I get the confusion of grouping the cations. Some say there are 6 groups, other say 4 group but at the end of the day, it's the matter of convention.
Let's start with bunch of salts of unknown cations. You add dil. $\ce{HCl}$. If it forms insoluble chloride, then the cations present are $\ce{Ag+, Hg2^2+ and Pb^2+}$. If no precipitate is formed, add $\ce{H2S}$ (note the pH is already acidic). Sulfide having low $K_\mathrm{sp}$ will form precipitate out in acidic solution (hence the group reagent you are observing is dil. $\ce{\bf{HCl}}$ + $\ce{H2S}$). If not, then make the solution basic with ammonia solution + $\ce{NH4Cl}$ (this is your group reagent). Sulfides having larger $K_\mathrm{sp}$ values such as ($\ce{ZnS, NiS, CoS}$ and $\ce{MnS}$ precipitate. Also, at basic medium, $\ce{Al^3+, Fe^3+}$ and $\ce{Cr^3+}$ form insoluble hydroxides and are separated from the solution. now comes cations which formed soluble sulfides and chlorides. They can be separated by forming insoluble carbonates (note the solution is basic so the group reagent is $\ce{\bf{NH_3(aq.)+ NH_4Cl}}$ + $\ce{(NH4)2CO3}$). The cations that are left are determined through flame test.
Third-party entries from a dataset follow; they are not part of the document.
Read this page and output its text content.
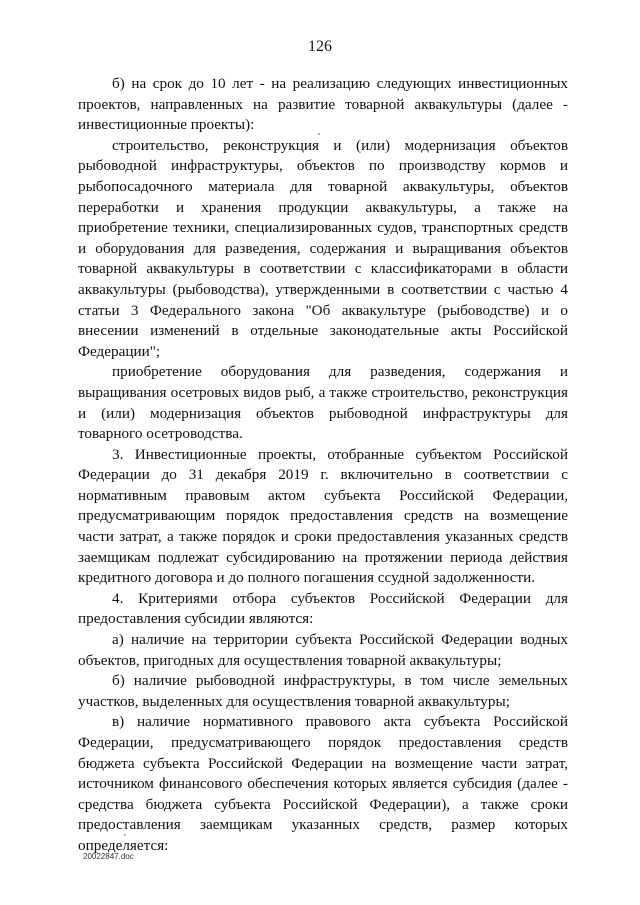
126

б) на срок до 10 лет - на реализацию следующих инвестиционных проектов, направленных на развитие товарной аквакультуры (далее - инвестиционные проекты):

строительство, реконструкция и (или) модернизация объектов рыбоводной инфраструктуры, объектов по производству кормов и рыбопосадочного материала для товарной аквакультуры, объектов переработки и хранения продукции аквакультуры, а также на приобретение техники, специализированных судов, транспортных средств и оборудования для разведения, содержания и выращивания объектов товарной аквакультуры в соответствии с классификаторами в области аквакультуры (рыбоводства), утвержденными в соответствии с частью 4 статьи 3 Федерального закона "Об аквакультуре (рыбоводстве) и о внесении изменений в отдельные законодательные акты Российской Федерации";

приобретение оборудования для разведения, содержания и выращивания осетровых видов рыб, а также строительство, реконструкция и (или) модернизация объектов рыбоводной инфраструктуры для товарного осетроводства.

3. Инвестиционные проекты, отобранные субъектом Российской Федерации до 31 декабря 2019 г. включительно в соответствии с нормативным правовым актом субъекта Российской Федерации, предусматривающим порядок предоставления средств на возмещение части затрат, а также порядок и сроки предоставления указанных средств заемщикам подлежат субсидированию на протяжении периода действия кредитного договора и до полного погашения ссудной задолженности.

4. Критериями отбора субъектов Российской Федерации для предоставления субсидии являются:

а) наличие на территории субъекта Российской Федерации водных объектов, пригодных для осуществления товарной аквакультуры;

б) наличие рыбоводной инфраструктуры, в том числе земельных участков, выделенных для осуществления товарной аквакультуры;

в) наличие нормативного правового акта субъекта Российской Федерации, предусматривающего порядок предоставления средств бюджета субъекта Российской Федерации на возмещение части затрат, источником финансового обеспечения которых является субсидия (далее - средства бюджета субъекта Российской Федерации), а также сроки предоставления заемщикам указанных средств, размер которых определяется:

20022847.doc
So, in my opinion, the group can be done in following way:
\begin{array}{c|c} \mathbf{Group} & \mathbf{Cation} & \mathbf{Group~reagent} & \mathbf{Inference}\\\hline \text{Group~I} & \text{$\ce{Ag+, Hg2^2+, Pb^2+}$} & \text{dil. HCl} & \text{insoluble chlorides}\\ \text{Group~II} & \text{$\ce{Hg^2+, Pb^2+, Cu^2+, Bi^3+, Cd^2+, As^3+, Sb^3+ , Sn^4+}$} & \text{$\ce{dil. HCl + H2S}$} & \text{insoluble sulfide}\\ \text{Group~IIIA} & \text{$\ce{Ni^2+, Zn^2+, Mn^2+}$} & \text{ammonia soln. + $\ce{NH4Cl}$} & \text{insoluble sulfide}\\ \text{Group~IIIB} & \text{$\ce{Al^3+, Fe^3+, Co^2+, Cr^3+}$} & \text{ammonia soln. + $\ce{NH4Cl}$} & \text{insoluble hydroxides}\\ \text{Group~IV} & \text{$\ce{Ca^2+, Sr^2+, Ba^2+}$} & \text{$\ce{NH3(aq.) + NH4Cl + (NH4)2CO3}$} & \text{insoluble carbonates}\\ \text{Group~V} & \text{$\ce{Mg^2+, Na+, K+}$}& \text{flame test} & \text{color}\\ \text{Group~0} & \text{$\ce{NH4+}$}& \text{-} & \text{since it doesn't have any group reagent, I don't think it needs a separate group}\end{array}
This was my previous grouping, but I suppose I will add a comment on the updated table.